NO BRAINER: SAW IV SET FOR NEXT YEAR
It didn't take long for Lionsgate to announce that it plans to release yet another Saw sequel next Halloween weekend. Word came as final figures indicated that the latest one, Saw III, had earned $33.61 million during its three-day opening, Lionsgate's biggest opening ever. Other newcomers got lost in the shuffle, failing even to make the top ten. Focus Features' Catch a Fire opened in 12th place with a scant $2.08 million. Death of a President bombed as it earned just $281,778 at 143 theaters. On the other hand, Paramount Vantage's Babel proved to be a weekend sensation as it took in $389,351 on just seven screens for a per-screen average of $55,621. (By contrast, Saw III took in $10,621 per theater.)
The top ten films over the weekend, according to final figures compiled by Exhibitor Relations (figures in parentheses represent total gross to date):
1. Saw III, Lionsgate, $33,610,391, (New); 2. The Departed, Warner Bros., $9,848,258, 4 Wks. ($91,098,431); 3. The Prestige, Disney, $9,573,215, 2 Wks. ($28,780,742); 4. Flags of Our Fathers, Paramount, $6,346,856, 2 Wks. ($19,923,069); 5. Open Season, Sony, $5,862,674, 5 Wks. ($7,7120,167); 6. Flicka, 20th Century Fox, $4,728,261, 2 Wks. ($13,891,482); 7. Man of the Year, Universal, $4,727,960, 3 Wks. ($28,884,500); 8. The Grudge 2, Sony, $3,264,336, 3 Wks. ($35,980,317); 9. Marie Antoinette, Sony, $2,845,815, 2 Wks. ($9,752,091); 10. Running With Scissors, Sony, $2,531,760, 2 Wks. ($2,865,340).
HALO WON'T SHINE
Although Microsoft's Wingnut Films and director Peter Jackson's Weta studios had said that they would continue pre-production work on Halo, a movie based on the video game, after Universal and 20th Century Fox backed out of co-financing it, Jackson and Microsoft announced today (Tuesday) that they had changed their minds and were shutting down the film -- at least temporarily. In a statement, they said that they had agreed to wait until backing was in place that would enable them to "fulfill the promise we made to millions of Halo fans throughout the world that we would settle for no less than bringing a first class film to the big screen." They nevertheless held out hope that the film would eventually be made. "While it will undoubtedly take a little longer for Halo to reach the big screen, we are confident that the final feature film will be well worth the wait," they said.

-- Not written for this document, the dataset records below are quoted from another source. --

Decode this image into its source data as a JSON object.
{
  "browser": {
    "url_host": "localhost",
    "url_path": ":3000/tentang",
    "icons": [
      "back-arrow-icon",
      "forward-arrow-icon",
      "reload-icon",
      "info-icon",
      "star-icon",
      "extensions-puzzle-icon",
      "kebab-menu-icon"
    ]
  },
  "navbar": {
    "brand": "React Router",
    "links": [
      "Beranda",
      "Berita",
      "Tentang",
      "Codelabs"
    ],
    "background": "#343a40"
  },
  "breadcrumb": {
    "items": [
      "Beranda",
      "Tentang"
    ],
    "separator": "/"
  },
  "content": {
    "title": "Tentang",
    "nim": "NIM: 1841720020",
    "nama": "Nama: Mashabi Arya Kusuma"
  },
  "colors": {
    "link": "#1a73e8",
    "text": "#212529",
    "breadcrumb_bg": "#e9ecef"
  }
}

REDSTONE IN YET ANOTHER BLAST AT CRUISE
Sumner Redstone has resumed his attack on Tom Cruise, charging in an interview with Vanity Fair that Cruise "was embarrassing the studio. And he was costing us a lot of money." The Viacom chairman peremptorily cut off ties between his Paramount studios and Cruise's production company last August without apparently discussing his decision to do so with then-Viacom chief Tom Freston or Paramount Chairman Brad Grey. However, according to the Vanity Fair interview, he did consult with his wife Paula. "Paula, like women everywhere, had come to hate him. The truth of the matter is, I did listen to her," he said. "His behavior was entirely unacceptable to Paula and to the rest of the world. He just didn't turn one [woman] off. He turned off all women, and a lot of men." Redstone estimated that Cruise's controversial appearances on the Today show, when he chastised interviewer Matt Lauer for being "glib" and on Oprah, when he jumped on Winfrey's couch, cost Paramount "$100 million, $150 million on Mission: Impossible III. It was the best picture of the three, and it did the worst." Redstone concluded that his decision to axe Cruise "sent a message to the rest of the world that the time of the big star getting all this money is over. And it is! I would like to think that what I did, or what we did, has had a salutary effect on the rest of the industry."
NEW "KUBRICK FILM" TO BE MADE
The son-in-law of Stanley Kubrick is shepherding a film treatment titled Lunatic at Large to the screen after he discovered it among Kubrik's storage trunks, the New York Times reported today (Tuesday). According to the newspaper, Kubrick had commissioned the treatment from noir pulp novelist Jim Thompson in the 1950s, but it had become lost until the son-in-law, Philip Hobbs, discovered it after Kubrick's death in 1999. Hobbs told the Times, "I knew what it was right away, because I remember Stanley talking about 'Lunatic.' He was always saying he wished he knew where it was, because it was such a great idea." Veteran producer Edward R. Pressman (Phantom of the Paradise, Conan the Barbarian, Wall Street, The Crow) and London media company Finch & Partners are expected to announce today that the film will be directed by British TV director Chris Palmer from a finished script by Stephen R. Clarke.